Clearly though, performing arts’ loss, has been health communication’s gain. And with both passions, Vyom is becoming a role model to others of his generation in the Indian community.
“Feels strange to hear this, because I still feel like I haven’t grown up. But yes, I guess growing up, I rarely saw Indians in their 20s and 30s. Obviously they were there, they just weren’t visible! Certainly not on TV or in the Australian arts scene.”

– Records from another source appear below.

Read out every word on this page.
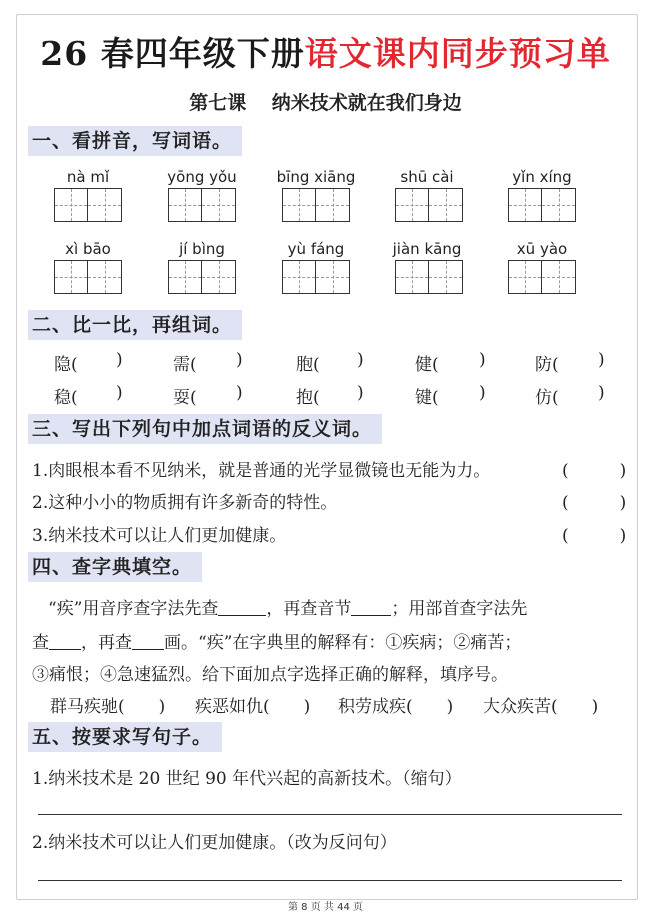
26 春四年级下册语文课内同步预习单
第七课　 纳米技术就在我们身边
一、看拼音，写词语。
nà mǐ	yōng yǒu	bīng xiāng	shū cài	yǐn xíng
xì bāo	jí bìng	yù fáng	jiàn kāng	xū yào
二、比一比，再组词。
隐( )	需( )	胞( )	健( )	防( )
稳( )	耍( )	抱( )	键( )	仿( )
三、写出下列句中加点词语的反义词。
1.肉眼根本看不见纳米，就是普通的光学显微镜也无能为力。	(　　　)
2.这种小小的物质拥有许多新奇的特性。	(　　　)
3.纳米技术可以让人们更加健康。	(　　　)
四、查字典填空。
“疾”用音序查字法先查	，再查音节 ；用部首查字法先
查 ，再查 画。“疾”在字典里的解释有：①疾病；②痛苦；
③痛恨；④急速猛烈。给下面加点字选择正确的解释，填序号。
群马疾驰(　　) 疾恶如仇(　　) 积劳成疾(　　) 大众疾苦(　　)
五、按要求写句子。
1.纳米技术是 20 世纪 90 年代兴起的高新技术。（缩句）
2.纳米技术可以让人们更加健康。（改为反问句）
第 8 页 共 44 页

He added, “I do feel a bit awkward about being seen as a role model – there are plenty of facets in my life that one should not emulate! But if looking at me makes some youngsters feel that as Indians, we have a place in this society that is relevant, useful and will be recognized by the rest of Australian society, then I’m grateful to be perceived in that light.”
Originally from Delhi, Vyom and his family moved to Australia when he was nine years old. Growing up in Melbourne, and briefly Brisbane, Vyom’s Sanskrit name might have been difficult for others to understand.
Any advice for children of new migrants, living with names difficult for Aussies to pronounce? (Think Kritika, which becomes ‘critical’, or Kamini, which becomes ‘kameeni’, if you know what that means in Hindi.)
“I’ve had 26 years to get used to it,” Vyom admitted. “I accept Vee-yom. In fact, it’s how I pronounce my name to others. But yes, it is nice to hear my parents sometimes say it how it’s supposed to be said. I’d advise kids these days to not shy away from the proper pronunciation – now that I’ve ‘grown up’, I find most people want to put in some effort into pronouncing my name properly!” (For those wondering, it would be pronounced Vyo-m, like ‘dome’.)
Before he signed off, we had to ask – how connected is he with his Indian roots or India in general?
“It’s mixed,” he confessed. “I speak Hindi fluently and really like Indian food, eat it often. I love Indian music of all sorts – Jagjit Singh’s ghazals to AR Rahman’s classics. And yet, I don’t have many Indian friends, am seemingly always behind on the big news stories, and never watch Bollywood!”
“Australia is home, and certainly feels like home, but I’ll always carry a part of India in me.”